Francis Henry Galton
Francis Henry Galton was a noted scientist and anthropologist who published a book, in England, called Finger Prints in 1892 but he was not the first person to suggest fingerprint, that was U.S. Microscopist Thomas Taylor but his ideas were not immediately followed up. Then there was the Scottish physician Henry Faulds who made similar assertions and even published a paper in the journal Nature.
Francis Galton, who is considered to be one of the greatest scientists of the nineteenth century, was the first person to actually take all these ideas and undertake in a definitive study of fingerprints. His book, Finger Prints, was the first book of its kind on the subject. In his book, he explained the anatomy of fingerprints and suggested methods for recording them. He also suggested assigning fingerprints to three patterns types- loops, arches, and whorls. Along with eight broad categories- plain arch, tented arch, simple loop, central pocket loop, double pocket loop, lateral pocket loop, plain whorl, and accidental. He also assigned names to their ridge characteristics, sometimes referred to as “Galton Details”- bifurcation, ridge ending, island, and enclosure.

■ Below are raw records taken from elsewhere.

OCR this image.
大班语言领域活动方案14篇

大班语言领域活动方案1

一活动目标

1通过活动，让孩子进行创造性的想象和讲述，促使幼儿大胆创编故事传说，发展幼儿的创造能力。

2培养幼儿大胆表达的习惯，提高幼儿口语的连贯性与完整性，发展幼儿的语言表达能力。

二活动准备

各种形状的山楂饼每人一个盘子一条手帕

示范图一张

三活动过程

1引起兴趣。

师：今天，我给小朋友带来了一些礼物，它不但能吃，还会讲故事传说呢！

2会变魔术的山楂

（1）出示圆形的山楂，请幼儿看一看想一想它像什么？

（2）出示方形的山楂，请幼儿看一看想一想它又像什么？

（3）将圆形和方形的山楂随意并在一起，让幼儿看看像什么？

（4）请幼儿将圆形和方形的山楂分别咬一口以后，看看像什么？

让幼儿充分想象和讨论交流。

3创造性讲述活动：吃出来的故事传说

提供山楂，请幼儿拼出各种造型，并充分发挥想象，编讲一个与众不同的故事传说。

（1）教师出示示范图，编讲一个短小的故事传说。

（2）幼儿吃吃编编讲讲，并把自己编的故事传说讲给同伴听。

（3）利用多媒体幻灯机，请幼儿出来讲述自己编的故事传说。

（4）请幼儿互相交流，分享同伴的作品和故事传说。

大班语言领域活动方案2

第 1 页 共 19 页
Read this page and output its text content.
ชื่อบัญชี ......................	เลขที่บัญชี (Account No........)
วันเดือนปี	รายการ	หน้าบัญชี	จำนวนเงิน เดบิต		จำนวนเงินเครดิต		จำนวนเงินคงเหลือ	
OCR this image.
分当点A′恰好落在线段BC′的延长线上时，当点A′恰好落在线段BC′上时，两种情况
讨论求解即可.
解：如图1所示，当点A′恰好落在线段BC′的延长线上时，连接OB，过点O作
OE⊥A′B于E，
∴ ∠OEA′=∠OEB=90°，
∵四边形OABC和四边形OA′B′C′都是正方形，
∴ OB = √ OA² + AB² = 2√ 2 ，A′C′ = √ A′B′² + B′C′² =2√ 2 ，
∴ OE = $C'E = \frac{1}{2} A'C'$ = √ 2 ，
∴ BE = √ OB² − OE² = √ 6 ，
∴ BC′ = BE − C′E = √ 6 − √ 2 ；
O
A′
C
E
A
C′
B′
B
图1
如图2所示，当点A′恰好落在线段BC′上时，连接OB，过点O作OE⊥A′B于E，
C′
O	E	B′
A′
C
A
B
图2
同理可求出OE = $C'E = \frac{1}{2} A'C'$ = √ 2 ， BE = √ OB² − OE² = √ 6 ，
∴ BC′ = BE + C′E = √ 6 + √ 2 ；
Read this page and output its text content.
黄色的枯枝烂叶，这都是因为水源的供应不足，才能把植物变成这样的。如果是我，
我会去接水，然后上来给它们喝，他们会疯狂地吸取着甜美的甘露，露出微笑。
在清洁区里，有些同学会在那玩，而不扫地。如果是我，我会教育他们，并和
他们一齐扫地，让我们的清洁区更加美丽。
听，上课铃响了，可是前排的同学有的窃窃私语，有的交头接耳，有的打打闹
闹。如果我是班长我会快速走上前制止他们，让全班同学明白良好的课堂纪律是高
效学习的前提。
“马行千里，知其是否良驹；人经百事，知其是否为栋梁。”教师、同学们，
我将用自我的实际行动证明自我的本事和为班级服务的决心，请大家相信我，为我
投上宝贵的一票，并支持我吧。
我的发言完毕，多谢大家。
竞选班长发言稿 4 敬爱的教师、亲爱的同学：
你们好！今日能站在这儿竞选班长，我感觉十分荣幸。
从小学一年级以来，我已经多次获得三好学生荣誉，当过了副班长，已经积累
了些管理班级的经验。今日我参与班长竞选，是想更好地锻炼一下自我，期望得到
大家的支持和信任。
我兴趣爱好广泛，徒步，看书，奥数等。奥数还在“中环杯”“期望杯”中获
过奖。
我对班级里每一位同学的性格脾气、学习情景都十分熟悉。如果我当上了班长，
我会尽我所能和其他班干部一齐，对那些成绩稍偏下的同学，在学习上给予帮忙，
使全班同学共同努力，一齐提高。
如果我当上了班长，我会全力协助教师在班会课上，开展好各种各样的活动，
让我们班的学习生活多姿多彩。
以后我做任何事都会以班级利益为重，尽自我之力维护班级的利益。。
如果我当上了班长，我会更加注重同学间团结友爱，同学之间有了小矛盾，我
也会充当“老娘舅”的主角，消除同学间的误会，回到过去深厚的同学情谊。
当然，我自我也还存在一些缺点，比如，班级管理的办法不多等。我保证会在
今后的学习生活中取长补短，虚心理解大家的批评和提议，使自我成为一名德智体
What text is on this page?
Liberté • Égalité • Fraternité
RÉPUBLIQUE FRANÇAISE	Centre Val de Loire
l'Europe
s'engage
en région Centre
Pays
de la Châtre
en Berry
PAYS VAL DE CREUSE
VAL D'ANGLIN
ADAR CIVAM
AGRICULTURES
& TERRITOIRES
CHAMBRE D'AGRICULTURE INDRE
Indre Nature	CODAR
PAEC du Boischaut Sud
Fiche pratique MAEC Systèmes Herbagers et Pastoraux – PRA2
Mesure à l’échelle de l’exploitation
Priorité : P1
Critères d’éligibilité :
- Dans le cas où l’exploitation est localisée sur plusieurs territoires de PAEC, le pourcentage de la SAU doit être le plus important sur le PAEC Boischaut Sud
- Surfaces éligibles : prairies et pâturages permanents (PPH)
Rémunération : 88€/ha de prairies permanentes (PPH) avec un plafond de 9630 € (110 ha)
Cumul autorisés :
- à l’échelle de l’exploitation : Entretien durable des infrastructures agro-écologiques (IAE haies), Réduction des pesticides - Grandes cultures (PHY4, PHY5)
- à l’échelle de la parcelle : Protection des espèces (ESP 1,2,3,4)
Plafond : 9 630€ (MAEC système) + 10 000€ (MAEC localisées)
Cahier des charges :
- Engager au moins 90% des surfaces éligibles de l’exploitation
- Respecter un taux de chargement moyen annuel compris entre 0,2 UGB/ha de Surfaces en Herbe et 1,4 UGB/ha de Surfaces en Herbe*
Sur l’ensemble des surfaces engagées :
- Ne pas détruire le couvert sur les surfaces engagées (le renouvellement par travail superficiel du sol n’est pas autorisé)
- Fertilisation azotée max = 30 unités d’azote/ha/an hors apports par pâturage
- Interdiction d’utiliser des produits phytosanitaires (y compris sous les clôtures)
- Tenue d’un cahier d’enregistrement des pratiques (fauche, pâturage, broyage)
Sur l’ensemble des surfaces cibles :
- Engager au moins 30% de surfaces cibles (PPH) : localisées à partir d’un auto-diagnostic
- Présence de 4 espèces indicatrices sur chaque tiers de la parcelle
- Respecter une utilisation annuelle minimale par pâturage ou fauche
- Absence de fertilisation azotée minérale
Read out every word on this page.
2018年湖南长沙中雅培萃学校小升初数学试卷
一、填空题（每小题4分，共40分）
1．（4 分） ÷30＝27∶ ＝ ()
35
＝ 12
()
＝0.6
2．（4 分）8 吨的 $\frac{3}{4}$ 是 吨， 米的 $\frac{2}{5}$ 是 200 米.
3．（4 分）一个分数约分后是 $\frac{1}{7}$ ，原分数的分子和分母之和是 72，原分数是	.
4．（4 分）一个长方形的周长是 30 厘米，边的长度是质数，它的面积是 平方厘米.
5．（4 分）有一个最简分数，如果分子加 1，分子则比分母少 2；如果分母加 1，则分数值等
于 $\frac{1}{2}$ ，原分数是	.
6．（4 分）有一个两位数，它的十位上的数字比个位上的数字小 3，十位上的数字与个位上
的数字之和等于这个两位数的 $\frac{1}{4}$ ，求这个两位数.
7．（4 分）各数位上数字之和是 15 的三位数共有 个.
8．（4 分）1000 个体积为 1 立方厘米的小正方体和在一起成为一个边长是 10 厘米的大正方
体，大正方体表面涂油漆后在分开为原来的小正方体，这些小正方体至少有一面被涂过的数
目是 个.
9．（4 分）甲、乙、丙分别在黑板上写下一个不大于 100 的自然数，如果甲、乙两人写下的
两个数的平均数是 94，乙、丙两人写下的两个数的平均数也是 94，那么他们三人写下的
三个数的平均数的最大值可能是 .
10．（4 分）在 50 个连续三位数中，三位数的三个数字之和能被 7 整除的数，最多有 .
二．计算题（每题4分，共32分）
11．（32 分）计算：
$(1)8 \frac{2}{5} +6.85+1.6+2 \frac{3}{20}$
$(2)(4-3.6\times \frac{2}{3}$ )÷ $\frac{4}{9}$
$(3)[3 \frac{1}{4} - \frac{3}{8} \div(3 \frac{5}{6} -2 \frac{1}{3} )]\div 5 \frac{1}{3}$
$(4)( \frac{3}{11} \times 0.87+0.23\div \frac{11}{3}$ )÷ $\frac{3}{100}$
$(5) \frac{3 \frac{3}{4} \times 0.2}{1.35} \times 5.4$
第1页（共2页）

More importantly, Francis Galton demonstrated that there are no two prints that are identical and that an individual's prints remain unchanged from year to year. He performed statistical studies of the uniqueness of fingerprints and stated that the chance of there being a duplicate fingerprint was one in sixty-four billion. (At the time there was an estimated five to six billion people in the world.) His study supported the uniqueness of friction ridge formations are also included in his book. His statistical study was just the first of many in which he would undertake. His study was reviewed in the publication Genetics in 1995 and was not only still found to be valid but conservative in his statistical assessment of the chance of a duplicate fingerprint. Also, because of Francis Galton, the British government decided to adopt fingerprinting as a supplement to the Bertillon system.